Essa organização sustenta um projeto que conecta engenharia, agricultura e transição energética, mantendo decisões estratégicas concentradas na família fundadora. O modelo de gestão favorece continuidade técnica e alinhamento com objetivos de longo prazo.
A visão central consiste em integrar energia renovável local com máquinas agrícolas e municipais, aproveitando recursos já instalados nas propriedades rurais e reduzindo dependência de combustíveis fósseis importados.
Aplicações práticas, mercados externos e operação em diferentes climas
O SKE 40 foi projetado para tarefas específicas e não para substituir tratores agrícolas de grande porte. Sua potência é direcionada a operações em espaços reduzidos, comuns na agricultura europeia e na gestão municipal cotidiana.
O baixo nível de ruído permite uso em turnos noturnos nas cidades, enquanto a ausência de emissões melhora as condições de trabalho no campo. Essas características ampliam a aceitação do equipamento por operadores e administrações públicas.
O trator elétrico suíço já opera em países como Noruega, Dinamarca e Áustria, enfrentando condições climáticas diversas. Há registros de uso em estradas cobertas de neve e em culturas especializadas no centro da Europa.
A presença em mercados externos indica que a eletrificação de máquinas leves e pesadas começa a ultrapassar fronteiras nacionais, consolidando-se como solução viável em diferentes contextos operacionais e climátcos.
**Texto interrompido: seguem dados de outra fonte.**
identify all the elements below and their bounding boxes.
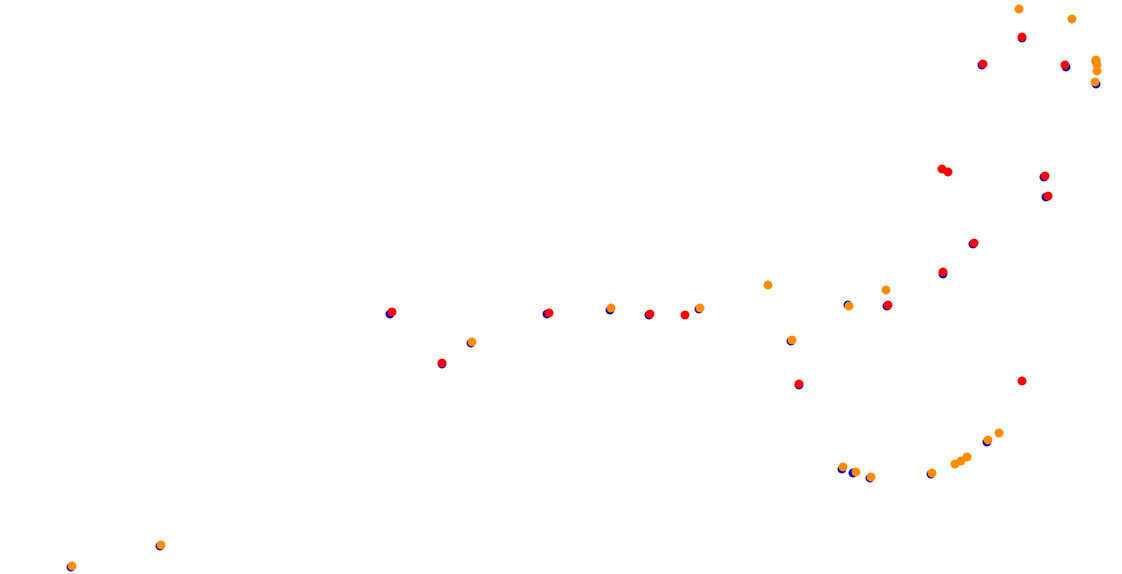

Reconhecimento institucional e implicações para a mobilidade limpa
A trajetória internacional do SKE 40 coincidiu com o recebimento do prêmio Watt d’Or 2026, concedido pelo Departamento Federal de Energia da Suíça. A premiação ocorreu na categoria de mobilidade com eficiência energética.
Embora não inclua recompensa financeira, o reconhecimento confere visibilidade e credibilidade junto a órgãos governamentais, cooperativas agrícolas e autoridades responsáveis por compras públicas. O prêmio reforça a posição do trator no setor.
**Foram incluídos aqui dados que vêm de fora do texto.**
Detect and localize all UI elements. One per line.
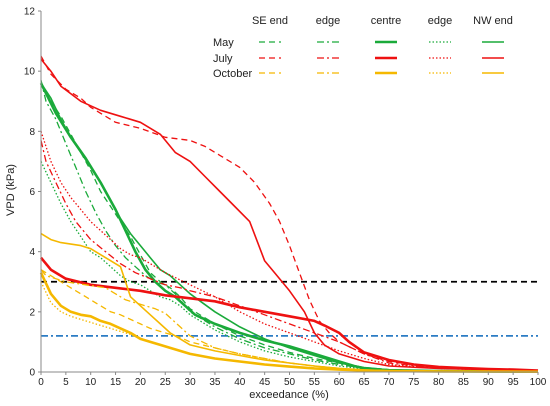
y-tick-label: 8 — [29, 127, 35, 138]
series-line-may-dot — [40, 161, 539, 373]
x-tick-label: 60 — [334, 377, 346, 388]
x-tick-label: 40 — [234, 377, 246, 388]
x-tick-label: 90 — [483, 377, 495, 388]
y-tick-label: 0 — [29, 368, 35, 379]
y-axis-title: VPD (kPa) — [5, 164, 17, 216]
legend-row-label: July — [213, 53, 233, 65]
legend-column-header: edge — [428, 15, 452, 27]
legend-column-header: NW end — [473, 15, 513, 27]
y-tick-label: 6 — [29, 187, 35, 198]
x-tick-label: 30 — [185, 377, 197, 388]
x-tick-label: 65 — [358, 377, 370, 388]
x-tick-labels: 0 5 10 15 20 25 30 35 40 45 50 55 60 65 70 75 80 85 90 95 10… — [38, 372, 547, 388]
series-line-july-thick — [39, 256, 539, 372]
axes — [40, 11, 538, 373]
legend-column-header: centre — [371, 15, 402, 27]
x-tick-label: 95 — [508, 377, 520, 388]
series-lines — [39, 55, 539, 374]
legend-column-header: SE end — [252, 15, 288, 27]
y-tick-labels: 0 2 4 6 8 10 12 — [24, 7, 41, 379]
x-tick-label: 0 — [38, 377, 44, 388]
series-line-october-dot — [40, 281, 539, 373]
y-tick-label: 2 — [29, 307, 35, 318]
x-tick-label: 25 — [160, 377, 172, 388]
x-tick-label: 45 — [259, 377, 271, 388]
series-line-july-solid — [40, 58, 539, 372]
x-tick-label: 35 — [209, 377, 221, 388]
legend: SE end edge centre edge NW end May July October — [213, 15, 513, 80]
series-line-july-dashdot — [40, 140, 539, 372]
x-tick-label: 15 — [110, 377, 122, 388]
y-tick-label: 10 — [24, 67, 36, 78]
legend-column-header: edge — [316, 15, 340, 27]
reference-lines — [41, 280, 538, 337]
series-line-july-dash — [40, 55, 539, 372]
x-tick-label: 50 — [284, 377, 296, 388]
series-line-may-dash — [40, 82, 539, 373]
x-tick-label: 75 — [408, 377, 420, 388]
x-tick-label: 100 — [530, 377, 547, 388]
legend-row-label: October — [213, 68, 252, 80]
series-line-october-dashdot — [40, 269, 539, 373]
series-line-may-dashdot — [40, 80, 539, 373]
series-line-october-dash — [40, 269, 539, 373]
series-line-may-solid — [40, 82, 539, 373]
x-tick-label: 10 — [85, 377, 97, 388]
x-tick-label: 80 — [433, 377, 445, 388]
y-tick-label: 4 — [29, 247, 35, 258]
x-tick-label: 20 — [135, 377, 147, 388]
y-tick-label: 12 — [24, 7, 36, 18]
legend-row-label: May — [213, 37, 234, 49]
x-tick-label: 85 — [458, 377, 470, 388]
x-tick-label: 55 — [309, 377, 321, 388]
series-line-may-thick — [39, 82, 539, 373]
series-line-october-solid — [40, 232, 539, 373]
x-axis-title: exceedance (%) — [249, 389, 329, 401]
x-tick-label: 5 — [63, 377, 69, 388]
x-tick-label: 70 — [383, 377, 395, 388]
A edição de 2026 será a última antes do encerramento do programa, em razão de cortes orçamentários. O contexto confere caráter simbólico adicional à premiação recebida pela Rigitrac AG.
O reconhecimento institucional sinaliza que inovações energéticas podem surgir fora de grandes centros urbanos, a partir de necessidades práticas identificadas em fazendas e regiões montanhosas.
Projeções, autossuficiência energética e próxima geração
O SKE 40 está alinhado à tendência de autossuficiência energética em propriedades rurais, permitindo que fazendas utilizem eletricidade gerada por painéis solares ou pequenas turbinas eólicas para abastecer seus próprios veículos.
Esse ciclo energético local reduz custos operacionais e emissões simultaneamente, já sendo aplicado em diversas propriedades na Suíça e na Alemanha. A solução deixa de ser conceitual e passa a integrar a rotina produtiva.
A família Knüsel trabalha no desenvolvimento de uma versão maior do trator, voltada a tarefas mais exigentes. O objetivo anunciado é avançar para segmentos onde o diesel ainda domina amplamente.
Nos próximos dois anos, a empresa pretende ampliar a eletrificação para trabalhos pesados, mantendo a lógica de integração entre produção local de energia e uso direto em máquinas agrícolas e municipais.